Surely. Because men’s right to have sex when they want to is a basic human right. Women’s right to have sex when they want to is either a luxury or presumptuousness.
That said, this describes pretty much the situation we have here. Universal health insurance which covers viagra (within limits – forget about having sex more than once a week), pregnancy and birth related costs, infertility treatments and artificial insemination (again within limits, I think you only get two tries) and hormone therapy for menopausal women, but not birth control and abortion. Too many Catholic idiots in positions of power here and the bizarre paranoid belief that we are in danger of dying out and must produce kids at all costs.
Regarding the Language Log piece, I can vividly imagine enraged people writing to the newspaper complaining that the editors are obviously unable to spell “arsehole” properly because they chose the wrong number of asterisks. UK swearing hang-ups are incomprehensible anyway, even more so than in the US, where any sort of swearing is automatically bad (silly attitude, but at least consistent). But in the UK, you can have a magazine interview discussing relative penis lengths of Doctor Who actors yet asterisking out a fairly mild swearword. Or you have a TV show with the most colourful insults and swearwords ever (my inner linguist was rejoicing), yet the word “Fuck” was never uttered on screen, “shit” was uttered only once or twice and the unmentionable c-word was hinted at in a rhyme but not uttered.

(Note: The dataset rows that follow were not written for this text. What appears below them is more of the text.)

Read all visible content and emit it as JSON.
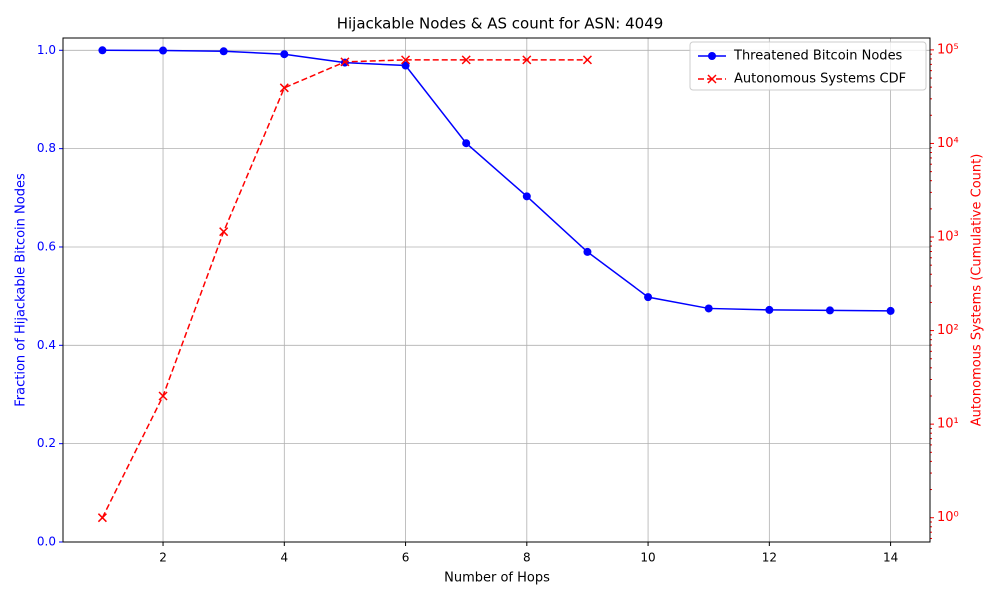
{
  "chart_data": {
    "type": "line",
    "title": "Hijackable Nodes & AS count for ASN: 4049",
    "x_label": "Number of Hops",
    "y_label": "Fraction of Hijackable Bitcoin Nodes",
    "y2_label": "Autonomous Systems (Cumulative Count)",
    "x": [
      1,
      2,
      3,
      4,
      5,
      6,
      7,
      8,
      9,
      10,
      11,
      12,
      13,
      14
    ],
    "xlim": [
      0.35,
      14.65
    ],
    "xticks": [
      2,
      4,
      6,
      8,
      10,
      12,
      14
    ],
    "ylim": [
      0,
      1.025
    ],
    "yticks": [
      {
        "value": 0,
        "label": "0.0"
      },
      0.2,
      0.4,
      0.6,
      0.8,
      {
        "value": 1,
        "label": "1.0"
      }
    ],
    "y2lim": [
      0.55,
      134000
    ],
    "y2scale": "log",
    "y2ticks": [
      {
        "value": 1,
        "label": "10⁰"
      },
      {
        "value": 10,
        "label": "10¹"
      },
      {
        "value": 100,
        "label": "10²"
      },
      {
        "value": 1000,
        "label": "10³"
      },
      {
        "value": 10000,
        "label": "10⁴"
      },
      {
        "value": 100000,
        "label": "10⁵"
      }
    ],
    "grid": true,
    "legend": "upper right",
    "series": [
      {
        "name": "Threatened Bitcoin Nodes",
        "color": "#0000ff",
        "axis": "y",
        "marker": "o",
        "linestyle": "solid",
        "values": [
          1.0,
          0.9995,
          0.998,
          0.992,
          0.975,
          0.969,
          0.811,
          0.703,
          0.59,
          0.498,
          0.475,
          0.472,
          0.471,
          0.47
        ]
      },
      {
        "name": "Autonomous Systems CDF",
        "color": "#ff0000",
        "axis": "y2",
        "marker": "x",
        "linestyle": "dashed",
        "values": [
          1,
          20,
          1140,
          39300,
          74500,
          78200,
          78200,
          78200,
          78200,
          null,
          null,
          null,
          null,
          null
        ]
      }
    ]
  }
}
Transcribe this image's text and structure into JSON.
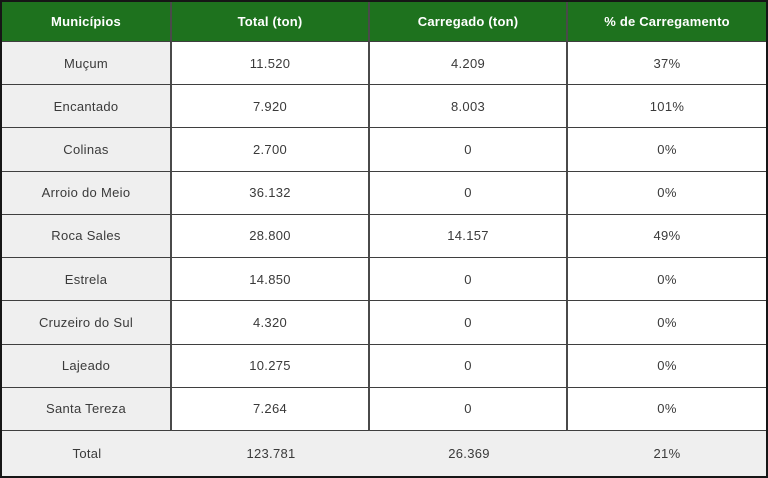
{
  "colors": {
    "header_bg": "#1e721e",
    "header_text": "#ffffff",
    "label_column_bg": "#efefef",
    "total_row_bg": "#efefef",
    "cell_bg": "#ffffff",
    "inner_border": "#4a4a4a",
    "outer_border": "#161616",
    "data_text": "#3a3a3a"
  },
  "chart_data": {
    "type": "table",
    "columns": [
      "Municípios",
      "Total (ton)",
      "Carregado (ton)",
      "% de Carregamento"
    ],
    "rows": [
      [
        "Muçum",
        "11.520",
        "4.209",
        "37%"
      ],
      [
        "Encantado",
        "7.920",
        "8.003",
        "101%"
      ],
      [
        "Colinas",
        "2.700",
        "0",
        "0%"
      ],
      [
        "Arroio do Meio",
        "36.132",
        "0",
        "0%"
      ],
      [
        "Roca Sales",
        "28.800",
        "14.157",
        "49%"
      ],
      [
        "Estrela",
        "14.850",
        "0",
        "0%"
      ],
      [
        "Cruzeiro do Sul",
        "4.320",
        "0",
        "0%"
      ],
      [
        "Lajeado",
        "10.275",
        "0",
        "0%"
      ],
      [
        "Santa Tereza",
        "7.264",
        "0",
        "0%"
      ]
    ],
    "footer": [
      "Total",
      "123.781",
      "26.369",
      "21%"
    ]
  }
}
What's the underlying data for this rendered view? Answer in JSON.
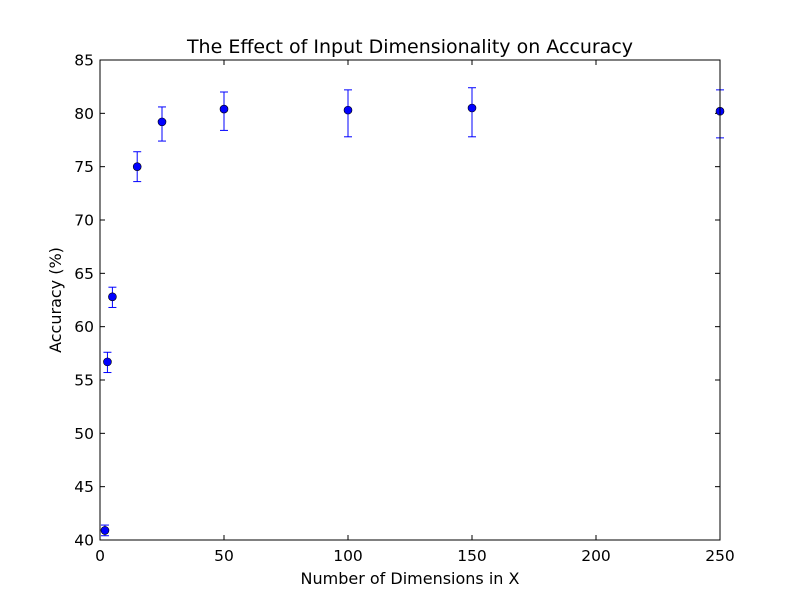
{
  "chart_data": {
    "type": "scatter",
    "title": "The Effect of Input Dimensionality on Accuracy",
    "xlabel": "Number of Dimensions in X",
    "ylabel": "Accuracy (%)",
    "xlim": [
      0,
      250
    ],
    "ylim": [
      40,
      85
    ],
    "xticks": [
      0,
      50,
      100,
      150,
      200,
      250
    ],
    "yticks": [
      40,
      45,
      50,
      55,
      60,
      65,
      70,
      75,
      80,
      85
    ],
    "grid": false,
    "legend": "none",
    "point_color": "#0000ff",
    "errorbar_color": "#0000ff",
    "points": [
      {
        "x": 2,
        "y": 40.9,
        "yerr_low": 0.5,
        "yerr_high": 0.5
      },
      {
        "x": 3,
        "y": 56.7,
        "yerr_low": 1.0,
        "yerr_high": 0.9
      },
      {
        "x": 5,
        "y": 62.8,
        "yerr_low": 1.0,
        "yerr_high": 0.9
      },
      {
        "x": 15,
        "y": 75.0,
        "yerr_low": 1.4,
        "yerr_high": 1.4
      },
      {
        "x": 25,
        "y": 79.2,
        "yerr_low": 1.8,
        "yerr_high": 1.4
      },
      {
        "x": 50,
        "y": 80.4,
        "yerr_low": 2.0,
        "yerr_high": 1.6
      },
      {
        "x": 100,
        "y": 80.3,
        "yerr_low": 2.5,
        "yerr_high": 1.9
      },
      {
        "x": 150,
        "y": 80.5,
        "yerr_low": 2.7,
        "yerr_high": 1.9
      },
      {
        "x": 250,
        "y": 80.2,
        "yerr_low": 2.5,
        "yerr_high": 2.0
      }
    ]
  }
}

Totally forgot the question of the day: I saw a partial solar eclipse in the early 1990s through my Dad’s welding mask. And I very narrowly missed seeing a total eclipse of the sun in 2000, when a thick cloud layer appeared at just around the time the eclipse was supposed to take place. We did go out, hoping for a lucky break in the clouds, but it just got dark, as if a thunderstorm was about to break loose.
Still annoyed that I missed the chance of a lifetime (the next total solar eclipse in Northern Europe will be in seventy years or so), though I wrote a poem about it and sold it, so I at least got a consolation prize.
My late mother (born 1907) told me that she used to use iodine to draw a ‘seam’ line on the back of her legs in the summer when it was too hot to wear stockings – or her budget wouldn’t run to them. The first time she did this -when in high school, my grandmother got a bit snarky, asking *her* mother in law how she liked her granddaughters stockings. My great-gran replied “very nice-aren’t they the ones you gave her”!